Yeah sorry, I was extremely tired when I wrote that, after having spent so many nightly hours stuck on this. Here’s an image showing what I want
The closest I got was using a shader override by using the “Custom Render Features” from URP. This way I could first render the entire scene without the water surface, then add a render pass which renders everything again, including the water, and then checks that if the depth value of every given pixel is the same as before (i.e. the object is not occluded by the water surface), we then overwrite that pixel with a shader. I could leverage this by applying a completely transparent shader to all object above the surface, but the problem is that they have still been rendered by the first render pass, and so adding a transparent shader of the meshes again will not make them go away.
Is it a flat water surface or does it have waves?
If it’s flat, you could use SV_ClipDistance and SV_CullDistance.
At the moment it’s flat but I think it’s for this case going to be safe to retain this assumption. When you say use, can you elaborate a bit? Sorry, I’ve started looking at shader editing and stuff the other day so I’m pretty green.
I’m less enthusiastic about solutions which involve adding a new shader to any object that will abide to the rule I stated above (not rendering above the surface). Mainly because in a game, I want any object, with basically any shader to follow this rule of not rendering above the surface. Maybe that sounds weird but it makes sense because this particular image is rendered by an overlay camera. I’ve read about clip planes, but couldn’t find any that a) woks in URP, b) is applied to all objects and not just the objects with a clip plane shader.
You would need a special shader. Those special shader semantics are calculated in the vertex shader (it’s the distance to a custom plane).
The only other solution I can think of at the moment is killing the pixels in the pixel shader but that would also require special shaders. The advantage of that would be that it would also work for an uneven surface. You’d have to render the depth of the surface to a rendertexture first so that you can sample it in the pixel shader.
Are you sure this is really what you want? Objects would be cut open so that you can see their interior. Usually the interior doesn’t look correct because of backface culling. This would only make sense for flat objects like foliage.
Theoretically, you can do something like this with realtime-screenspace-CSG algorithms - I used to know how that worked but it’s a long time ago
1 Like
So my current, albeit not very elegant solution would be to first render a transparent (not actually transparent, but setting the “Blend Zero one”) copy of every object which we want to be rendered below the surface only. These object copies in turn, have a shader which makes them write to the stencil buffer, let’s say they write ‘1’. These object are however occluded by a plane which sits at planar to the water surface. This render pass thus renders invisible parts of object which stick out of the water, and haves them write to the stencil buffer (not sure that’s actually working). The second render pass renders the standard materials, but not where the stencil buffer is “1”, in other words below the sruface.

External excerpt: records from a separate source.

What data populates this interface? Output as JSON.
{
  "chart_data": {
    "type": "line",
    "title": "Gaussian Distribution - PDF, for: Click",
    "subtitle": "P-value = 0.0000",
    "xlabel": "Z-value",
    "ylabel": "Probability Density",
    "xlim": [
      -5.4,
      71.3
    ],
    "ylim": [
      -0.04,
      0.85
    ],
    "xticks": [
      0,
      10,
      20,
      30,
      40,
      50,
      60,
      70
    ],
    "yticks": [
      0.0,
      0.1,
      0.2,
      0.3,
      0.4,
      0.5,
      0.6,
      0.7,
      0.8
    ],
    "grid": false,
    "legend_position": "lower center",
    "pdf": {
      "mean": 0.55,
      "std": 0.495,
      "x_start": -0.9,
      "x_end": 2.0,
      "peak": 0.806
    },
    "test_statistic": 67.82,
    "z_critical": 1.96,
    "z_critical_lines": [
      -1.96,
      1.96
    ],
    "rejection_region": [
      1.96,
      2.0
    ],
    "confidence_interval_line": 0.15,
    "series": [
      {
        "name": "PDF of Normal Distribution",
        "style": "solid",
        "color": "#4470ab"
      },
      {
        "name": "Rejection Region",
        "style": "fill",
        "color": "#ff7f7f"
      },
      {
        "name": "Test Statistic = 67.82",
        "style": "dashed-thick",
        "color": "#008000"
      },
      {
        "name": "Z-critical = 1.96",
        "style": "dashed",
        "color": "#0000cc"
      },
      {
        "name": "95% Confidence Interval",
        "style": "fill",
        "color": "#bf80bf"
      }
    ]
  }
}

Tried to implement this, but I think the issue is that the plane which occludes the invisible copies can’t occlude anything without writing to the z-buffer, but this in turn makes it impossible to render the standard geometry below this plane as the z buffer has already been written by an occluding object there.
Wow that looks like a nightmare to go trough! Thanks though, I’ll see if there’s anything relevant there.
I absolutely don’t mind the inside being visible and weird and glitchy looking, I can’t tell you why because it’s too convoluted, but it has to do with this being the render from an overlay camera.
I know that there’s this “ZTest” thing, which can either pass or not pass depending on “the z-value of that given pixel”. It runs some comparison between “existing geometry” which only makes sense to someone who knows by heart the order that geometries are rendered in… This SOUNDED like the right thing to use, but I could not find a good description with some examples that I could play around with.